You cannot really compare it to a 12-step recovery program, except for this. If you want to find a meeting on a different day of the week, you probably can.
The Coffee4Vets gathering, with its coffee free for veterans, offered a model, and a venue for sharing information. This benefits legitimate nonprofit organizations servicing veterans, and occasionally it exposes bad actors trying to crowd into the field. The bad actors, who turn up in veteran activities like any other nonprofit field, tend to expose themselves sooner, or later.
Eventually, Coffee4Vets became a nonprofit, and that weekly gathering gives the floor to others doing work on behalf of those who served in the armed forces. Among the regulars who share about their good works are Vets4Veterans of the Antelope Valley, Mental Health America Los Angeles and its Veterans Resource Center, the VA Vet Center, Blue Star Mothers of the Antelope Valley, Veterans Peer Access Network, Homes4Families building 56 homes for veterans in Palmdale, and the William J. “Pete” Knight Veterans Home in Lancaster, run by CalVet, the California Department of Veterans.
The social gatherings offer a key to how the rolling stone got rolling. The foundation reasoning is that veterans who served, in wartime, outside combat, on long deployments on sea, land, and in the air, have earned benefits because they frequently risked their lives in service, sometimes with the trauma of being wounded, physically or mentally as a result of their service. The poor treatment inflicted on Vietnam War veterans, all in their 70s or older now, became a warning to how more recent generations of veterans should be treated.
On March 16, a Saturday, at Poncitlán Square, the group called the Boots On Ground Alliance will host a third annual “Welcome Home Vietnam Veterans.” Each time it happened previously, Vietnam veterans showed up who experienced a warm welcome, perhaps for the first time, perhaps not, but welcome just the same.
On March 22, Homes4Families, a robust nonprofit organization modeled after Habitat For Humanity, will hold its Builders Ball, an annual gala fundraiser at Sheraton Universal, with funds devoted to building high-value homes for low-income veterans, dozens of the homes under construction in Palmdale with financial assistance from the city and CalVet.

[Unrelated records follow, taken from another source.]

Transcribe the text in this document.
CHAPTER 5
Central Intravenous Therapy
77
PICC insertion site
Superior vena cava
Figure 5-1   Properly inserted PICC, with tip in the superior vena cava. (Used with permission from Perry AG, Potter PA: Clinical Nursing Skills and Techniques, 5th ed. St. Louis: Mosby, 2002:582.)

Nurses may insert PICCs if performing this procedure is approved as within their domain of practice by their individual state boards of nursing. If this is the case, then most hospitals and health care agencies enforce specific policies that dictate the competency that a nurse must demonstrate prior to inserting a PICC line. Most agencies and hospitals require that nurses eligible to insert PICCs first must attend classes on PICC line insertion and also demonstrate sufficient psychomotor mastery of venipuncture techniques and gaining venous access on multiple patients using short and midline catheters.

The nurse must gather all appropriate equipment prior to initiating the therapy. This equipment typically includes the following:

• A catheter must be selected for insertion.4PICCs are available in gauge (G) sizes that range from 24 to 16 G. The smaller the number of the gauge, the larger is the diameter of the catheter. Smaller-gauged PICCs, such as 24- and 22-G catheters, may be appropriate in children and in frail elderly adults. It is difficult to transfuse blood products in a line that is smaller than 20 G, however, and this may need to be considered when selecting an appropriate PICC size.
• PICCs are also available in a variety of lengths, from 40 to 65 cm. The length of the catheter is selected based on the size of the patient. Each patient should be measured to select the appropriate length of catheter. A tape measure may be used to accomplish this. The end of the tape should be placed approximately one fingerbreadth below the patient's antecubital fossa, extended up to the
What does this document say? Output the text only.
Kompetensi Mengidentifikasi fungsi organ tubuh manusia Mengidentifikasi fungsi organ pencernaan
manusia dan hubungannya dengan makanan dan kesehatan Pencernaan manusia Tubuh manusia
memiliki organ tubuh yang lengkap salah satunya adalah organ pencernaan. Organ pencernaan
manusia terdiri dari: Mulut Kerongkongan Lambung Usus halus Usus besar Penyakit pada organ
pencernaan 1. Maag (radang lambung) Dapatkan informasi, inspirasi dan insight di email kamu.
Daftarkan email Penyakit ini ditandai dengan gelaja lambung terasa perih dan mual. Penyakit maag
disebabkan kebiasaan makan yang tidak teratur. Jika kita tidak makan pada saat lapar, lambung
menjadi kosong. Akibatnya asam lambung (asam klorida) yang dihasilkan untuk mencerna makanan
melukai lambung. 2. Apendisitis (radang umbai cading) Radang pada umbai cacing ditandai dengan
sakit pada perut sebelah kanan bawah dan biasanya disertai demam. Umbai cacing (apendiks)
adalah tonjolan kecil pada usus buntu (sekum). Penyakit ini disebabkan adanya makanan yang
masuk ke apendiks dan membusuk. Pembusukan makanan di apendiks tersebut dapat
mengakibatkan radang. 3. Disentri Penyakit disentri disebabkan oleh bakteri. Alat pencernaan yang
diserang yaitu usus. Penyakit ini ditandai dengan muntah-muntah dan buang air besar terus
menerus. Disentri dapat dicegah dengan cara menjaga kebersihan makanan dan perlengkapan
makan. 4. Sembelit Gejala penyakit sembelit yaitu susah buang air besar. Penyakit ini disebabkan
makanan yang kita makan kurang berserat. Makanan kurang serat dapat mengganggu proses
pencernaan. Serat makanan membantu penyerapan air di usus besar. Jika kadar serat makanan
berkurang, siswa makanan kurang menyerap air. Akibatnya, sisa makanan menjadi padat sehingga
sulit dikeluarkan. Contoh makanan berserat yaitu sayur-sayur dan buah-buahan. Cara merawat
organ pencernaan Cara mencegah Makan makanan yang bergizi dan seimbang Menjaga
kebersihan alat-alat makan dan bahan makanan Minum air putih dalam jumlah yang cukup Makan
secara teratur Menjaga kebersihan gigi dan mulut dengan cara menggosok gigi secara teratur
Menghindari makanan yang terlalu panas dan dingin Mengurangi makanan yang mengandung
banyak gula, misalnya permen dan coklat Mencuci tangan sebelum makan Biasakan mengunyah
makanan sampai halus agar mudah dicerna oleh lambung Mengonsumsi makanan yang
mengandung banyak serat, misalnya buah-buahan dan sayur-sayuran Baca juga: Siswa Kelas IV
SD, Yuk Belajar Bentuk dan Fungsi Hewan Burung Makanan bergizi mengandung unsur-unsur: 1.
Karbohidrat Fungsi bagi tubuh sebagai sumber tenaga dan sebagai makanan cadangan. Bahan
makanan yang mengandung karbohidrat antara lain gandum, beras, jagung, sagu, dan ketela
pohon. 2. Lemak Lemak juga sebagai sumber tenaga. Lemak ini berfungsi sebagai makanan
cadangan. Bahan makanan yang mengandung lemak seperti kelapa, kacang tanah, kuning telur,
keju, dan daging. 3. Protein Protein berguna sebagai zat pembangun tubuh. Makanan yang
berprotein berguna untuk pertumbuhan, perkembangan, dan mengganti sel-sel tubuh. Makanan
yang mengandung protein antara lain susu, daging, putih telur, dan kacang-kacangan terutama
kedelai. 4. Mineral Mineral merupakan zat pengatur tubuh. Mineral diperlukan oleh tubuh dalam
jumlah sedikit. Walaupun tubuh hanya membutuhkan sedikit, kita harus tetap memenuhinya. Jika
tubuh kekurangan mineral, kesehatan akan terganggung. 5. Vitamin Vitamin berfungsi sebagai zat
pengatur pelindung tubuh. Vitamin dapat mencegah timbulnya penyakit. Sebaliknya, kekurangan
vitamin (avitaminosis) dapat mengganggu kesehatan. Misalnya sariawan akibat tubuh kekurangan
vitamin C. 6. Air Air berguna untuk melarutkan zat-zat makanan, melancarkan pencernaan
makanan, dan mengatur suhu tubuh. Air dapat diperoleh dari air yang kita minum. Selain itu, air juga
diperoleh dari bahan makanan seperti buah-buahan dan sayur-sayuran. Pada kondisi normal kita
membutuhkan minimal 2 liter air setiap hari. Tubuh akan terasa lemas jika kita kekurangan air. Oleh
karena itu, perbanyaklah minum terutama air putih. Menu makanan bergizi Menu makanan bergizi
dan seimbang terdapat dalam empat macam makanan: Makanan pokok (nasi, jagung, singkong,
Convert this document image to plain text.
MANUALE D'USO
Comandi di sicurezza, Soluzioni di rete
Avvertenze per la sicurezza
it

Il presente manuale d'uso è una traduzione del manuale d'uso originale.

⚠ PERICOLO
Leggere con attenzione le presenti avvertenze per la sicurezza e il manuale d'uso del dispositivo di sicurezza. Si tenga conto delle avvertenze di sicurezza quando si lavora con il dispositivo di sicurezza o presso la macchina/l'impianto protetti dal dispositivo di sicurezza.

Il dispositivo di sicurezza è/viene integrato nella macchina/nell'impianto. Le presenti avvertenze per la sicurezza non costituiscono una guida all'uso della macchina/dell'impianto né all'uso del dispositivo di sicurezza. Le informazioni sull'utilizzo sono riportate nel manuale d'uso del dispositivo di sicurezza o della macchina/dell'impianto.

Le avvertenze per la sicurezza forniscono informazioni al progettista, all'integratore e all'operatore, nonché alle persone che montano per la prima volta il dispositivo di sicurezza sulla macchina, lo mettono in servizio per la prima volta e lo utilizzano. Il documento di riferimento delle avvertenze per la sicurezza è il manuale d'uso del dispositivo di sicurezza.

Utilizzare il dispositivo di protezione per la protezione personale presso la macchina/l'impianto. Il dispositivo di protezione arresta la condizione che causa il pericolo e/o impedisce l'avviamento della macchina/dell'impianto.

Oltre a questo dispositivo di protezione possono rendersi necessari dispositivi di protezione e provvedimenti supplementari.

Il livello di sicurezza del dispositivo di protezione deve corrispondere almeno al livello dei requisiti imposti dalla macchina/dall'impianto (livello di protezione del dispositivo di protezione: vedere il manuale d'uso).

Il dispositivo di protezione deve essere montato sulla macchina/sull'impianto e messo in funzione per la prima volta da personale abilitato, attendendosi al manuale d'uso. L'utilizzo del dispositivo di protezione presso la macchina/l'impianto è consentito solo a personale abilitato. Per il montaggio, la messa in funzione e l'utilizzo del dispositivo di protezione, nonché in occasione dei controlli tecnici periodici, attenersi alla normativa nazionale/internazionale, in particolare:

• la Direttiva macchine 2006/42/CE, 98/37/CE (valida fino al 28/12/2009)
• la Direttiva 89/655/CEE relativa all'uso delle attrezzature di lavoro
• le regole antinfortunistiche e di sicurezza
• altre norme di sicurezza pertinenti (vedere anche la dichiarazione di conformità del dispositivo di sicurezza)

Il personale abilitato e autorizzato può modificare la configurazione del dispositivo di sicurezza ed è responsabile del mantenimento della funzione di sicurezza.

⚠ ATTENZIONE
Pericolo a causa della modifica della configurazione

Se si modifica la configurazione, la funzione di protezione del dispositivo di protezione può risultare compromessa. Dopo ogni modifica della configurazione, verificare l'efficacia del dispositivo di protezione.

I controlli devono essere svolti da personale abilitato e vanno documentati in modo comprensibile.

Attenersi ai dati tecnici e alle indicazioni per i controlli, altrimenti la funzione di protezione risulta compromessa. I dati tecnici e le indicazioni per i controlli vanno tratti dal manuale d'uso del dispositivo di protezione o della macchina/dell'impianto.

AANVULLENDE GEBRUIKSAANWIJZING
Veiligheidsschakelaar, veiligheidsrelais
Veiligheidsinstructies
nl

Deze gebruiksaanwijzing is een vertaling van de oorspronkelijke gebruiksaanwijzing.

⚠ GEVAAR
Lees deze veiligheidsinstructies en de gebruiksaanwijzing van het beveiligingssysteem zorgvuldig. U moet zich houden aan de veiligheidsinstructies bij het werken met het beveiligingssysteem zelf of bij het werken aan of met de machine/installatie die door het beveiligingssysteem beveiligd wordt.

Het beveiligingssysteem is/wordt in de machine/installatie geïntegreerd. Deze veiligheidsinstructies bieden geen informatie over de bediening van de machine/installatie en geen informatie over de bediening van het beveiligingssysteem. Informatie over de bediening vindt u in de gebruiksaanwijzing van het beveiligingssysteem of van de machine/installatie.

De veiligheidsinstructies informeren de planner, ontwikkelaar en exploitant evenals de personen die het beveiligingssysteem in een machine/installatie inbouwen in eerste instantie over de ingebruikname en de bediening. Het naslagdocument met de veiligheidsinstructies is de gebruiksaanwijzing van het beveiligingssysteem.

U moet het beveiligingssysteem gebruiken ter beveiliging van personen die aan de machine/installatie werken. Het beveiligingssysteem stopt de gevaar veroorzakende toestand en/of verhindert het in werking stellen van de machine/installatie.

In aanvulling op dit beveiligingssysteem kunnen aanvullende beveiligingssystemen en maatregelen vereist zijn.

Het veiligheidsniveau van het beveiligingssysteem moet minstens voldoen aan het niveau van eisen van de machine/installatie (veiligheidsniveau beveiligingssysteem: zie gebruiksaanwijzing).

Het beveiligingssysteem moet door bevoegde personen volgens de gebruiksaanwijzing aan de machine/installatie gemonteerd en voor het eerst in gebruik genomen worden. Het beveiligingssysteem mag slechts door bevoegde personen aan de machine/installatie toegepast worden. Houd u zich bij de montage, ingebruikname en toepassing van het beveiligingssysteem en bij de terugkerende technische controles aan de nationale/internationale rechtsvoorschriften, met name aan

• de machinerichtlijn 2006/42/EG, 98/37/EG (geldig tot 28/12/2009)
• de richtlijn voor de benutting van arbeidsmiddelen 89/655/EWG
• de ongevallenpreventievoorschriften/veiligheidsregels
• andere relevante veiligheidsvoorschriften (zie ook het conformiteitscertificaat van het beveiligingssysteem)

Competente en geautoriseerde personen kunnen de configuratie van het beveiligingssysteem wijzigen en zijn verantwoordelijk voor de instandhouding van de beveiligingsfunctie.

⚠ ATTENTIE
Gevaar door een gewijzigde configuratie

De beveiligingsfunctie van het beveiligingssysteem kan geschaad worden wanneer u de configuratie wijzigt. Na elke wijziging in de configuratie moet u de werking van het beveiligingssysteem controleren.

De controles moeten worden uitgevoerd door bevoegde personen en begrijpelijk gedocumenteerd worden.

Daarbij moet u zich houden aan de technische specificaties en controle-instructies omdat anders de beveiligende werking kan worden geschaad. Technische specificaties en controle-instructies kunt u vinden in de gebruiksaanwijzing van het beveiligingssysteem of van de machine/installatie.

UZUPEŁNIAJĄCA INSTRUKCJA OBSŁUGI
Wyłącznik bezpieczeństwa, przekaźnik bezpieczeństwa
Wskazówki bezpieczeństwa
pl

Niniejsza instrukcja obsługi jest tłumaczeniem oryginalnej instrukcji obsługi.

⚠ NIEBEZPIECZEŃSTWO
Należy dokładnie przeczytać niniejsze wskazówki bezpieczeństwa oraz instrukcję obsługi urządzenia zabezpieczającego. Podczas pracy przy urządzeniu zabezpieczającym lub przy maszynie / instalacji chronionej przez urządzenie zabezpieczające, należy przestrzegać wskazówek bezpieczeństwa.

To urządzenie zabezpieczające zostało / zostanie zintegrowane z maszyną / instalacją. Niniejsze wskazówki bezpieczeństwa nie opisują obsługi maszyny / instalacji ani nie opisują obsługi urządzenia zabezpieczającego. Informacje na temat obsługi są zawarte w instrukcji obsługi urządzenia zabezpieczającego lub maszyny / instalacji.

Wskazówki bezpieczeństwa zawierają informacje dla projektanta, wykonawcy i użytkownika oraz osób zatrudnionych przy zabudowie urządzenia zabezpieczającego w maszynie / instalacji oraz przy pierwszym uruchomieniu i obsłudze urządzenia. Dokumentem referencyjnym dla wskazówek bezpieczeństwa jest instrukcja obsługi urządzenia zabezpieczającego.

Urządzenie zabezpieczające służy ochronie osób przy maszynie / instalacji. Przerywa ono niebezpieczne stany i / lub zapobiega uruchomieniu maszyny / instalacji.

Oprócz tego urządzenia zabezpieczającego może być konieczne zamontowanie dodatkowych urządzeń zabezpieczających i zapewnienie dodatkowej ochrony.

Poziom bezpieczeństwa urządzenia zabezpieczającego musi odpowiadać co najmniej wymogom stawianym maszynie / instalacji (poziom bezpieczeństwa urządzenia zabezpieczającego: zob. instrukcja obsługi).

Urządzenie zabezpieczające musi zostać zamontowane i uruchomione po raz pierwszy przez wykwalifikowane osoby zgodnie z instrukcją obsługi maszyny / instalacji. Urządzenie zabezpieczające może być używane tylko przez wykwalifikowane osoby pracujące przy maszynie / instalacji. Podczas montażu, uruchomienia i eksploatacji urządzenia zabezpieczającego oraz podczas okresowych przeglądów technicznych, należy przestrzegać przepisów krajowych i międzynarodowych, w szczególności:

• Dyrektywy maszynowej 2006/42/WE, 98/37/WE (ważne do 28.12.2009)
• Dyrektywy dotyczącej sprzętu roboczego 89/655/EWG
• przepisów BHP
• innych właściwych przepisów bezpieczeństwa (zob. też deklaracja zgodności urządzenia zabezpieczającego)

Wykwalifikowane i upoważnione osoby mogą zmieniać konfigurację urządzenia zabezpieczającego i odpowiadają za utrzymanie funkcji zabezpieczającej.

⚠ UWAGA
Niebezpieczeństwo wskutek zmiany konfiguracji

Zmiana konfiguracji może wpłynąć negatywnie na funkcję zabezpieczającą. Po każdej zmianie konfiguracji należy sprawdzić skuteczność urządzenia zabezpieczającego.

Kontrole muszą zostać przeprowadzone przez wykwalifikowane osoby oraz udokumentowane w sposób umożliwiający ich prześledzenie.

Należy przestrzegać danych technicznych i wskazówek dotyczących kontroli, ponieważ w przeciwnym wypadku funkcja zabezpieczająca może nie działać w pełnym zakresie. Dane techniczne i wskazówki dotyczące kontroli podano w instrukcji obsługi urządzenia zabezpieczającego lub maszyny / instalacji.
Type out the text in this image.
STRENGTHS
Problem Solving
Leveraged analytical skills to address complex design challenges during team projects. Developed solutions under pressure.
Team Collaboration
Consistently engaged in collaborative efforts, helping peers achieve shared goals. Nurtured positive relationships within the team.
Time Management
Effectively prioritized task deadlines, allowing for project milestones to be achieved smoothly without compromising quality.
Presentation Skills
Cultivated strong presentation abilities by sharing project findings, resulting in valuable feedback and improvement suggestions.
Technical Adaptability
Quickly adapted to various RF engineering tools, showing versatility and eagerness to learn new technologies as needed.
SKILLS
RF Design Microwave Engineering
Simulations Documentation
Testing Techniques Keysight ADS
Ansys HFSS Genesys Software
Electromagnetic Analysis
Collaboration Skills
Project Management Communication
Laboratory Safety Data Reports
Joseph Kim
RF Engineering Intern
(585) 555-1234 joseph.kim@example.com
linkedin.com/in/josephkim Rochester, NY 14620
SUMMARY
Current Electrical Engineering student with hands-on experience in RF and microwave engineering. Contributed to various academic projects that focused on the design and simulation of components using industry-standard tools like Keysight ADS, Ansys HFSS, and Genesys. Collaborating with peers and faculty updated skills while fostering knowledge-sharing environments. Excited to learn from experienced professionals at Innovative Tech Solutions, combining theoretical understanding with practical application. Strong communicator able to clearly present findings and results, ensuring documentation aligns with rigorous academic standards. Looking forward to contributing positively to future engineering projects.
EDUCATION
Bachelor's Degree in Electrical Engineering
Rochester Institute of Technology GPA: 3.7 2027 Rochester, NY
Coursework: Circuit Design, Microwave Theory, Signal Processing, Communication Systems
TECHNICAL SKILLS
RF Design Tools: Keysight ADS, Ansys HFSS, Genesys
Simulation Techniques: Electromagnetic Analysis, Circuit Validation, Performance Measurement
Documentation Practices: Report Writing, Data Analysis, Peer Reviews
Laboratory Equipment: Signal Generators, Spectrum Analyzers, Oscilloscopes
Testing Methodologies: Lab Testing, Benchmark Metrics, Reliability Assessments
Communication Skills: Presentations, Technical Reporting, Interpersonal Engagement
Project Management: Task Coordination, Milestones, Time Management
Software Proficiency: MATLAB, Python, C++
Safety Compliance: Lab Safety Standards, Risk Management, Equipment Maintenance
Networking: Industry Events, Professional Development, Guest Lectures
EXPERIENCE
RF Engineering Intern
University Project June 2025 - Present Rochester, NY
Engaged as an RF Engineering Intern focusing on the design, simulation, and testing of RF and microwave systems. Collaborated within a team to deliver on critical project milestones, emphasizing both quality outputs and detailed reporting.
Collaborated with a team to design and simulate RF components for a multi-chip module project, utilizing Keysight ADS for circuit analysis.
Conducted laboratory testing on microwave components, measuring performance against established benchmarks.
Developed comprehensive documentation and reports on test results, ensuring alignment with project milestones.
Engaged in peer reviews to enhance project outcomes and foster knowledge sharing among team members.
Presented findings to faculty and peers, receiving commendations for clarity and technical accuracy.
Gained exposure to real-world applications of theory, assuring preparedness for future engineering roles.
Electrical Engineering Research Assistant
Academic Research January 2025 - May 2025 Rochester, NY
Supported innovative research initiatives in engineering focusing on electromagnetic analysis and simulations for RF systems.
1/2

Vietnam Veterans Day in California and across the nation in March 30. The AV Veterans Community Action Coalition on that evening, 4 to 8 p.m., will host its annual Veterans Dinner at Legacy Commons Center for Active Seniors in Palmdale. It is free for veterans, $40 for non-vets. RSVP to avvcac4@yahoo.com.
AV Vets4Veterans, one of the most effective full spectrum veterans service organizations, recognized as the 34th Assembly District’s “Nonprofit of the Year,” hosts its annual Evening of Community Support on April 5 at the Hellenic Center in Lancaster. Cost of dinner is $125, but the event attracts major community sponsors because the group does so much in feeding, sheltering, housing, training and helping educate veterans via scholarships. See www.avvets4veterans.org for details.
In a spring packed with activity, the AV Wall Committee, the guardians of the Antelope Valley Mobile Vietnam Memorial overseen by the Point Man of the AV team will be ferrying the halfscale Vietnam Memorial to the City of Pico Rivera for the week of Memorial Day in May.
In the Antelope Valley, there is no reason for a veteran to feel abandoned or to be without access to hope, friendship, or camaraderie, and all of those are key to mental health and well-being.
Dennis Anderson is a licensed clinical social worker at High Desert Medical Group. An Army paratrooper veteran who covered the Iraq War for the Antelope Valley Press, he serves as Supervisor Kathryn Barger’s appointee on the Los Angeles County Veterans Advisory Commission.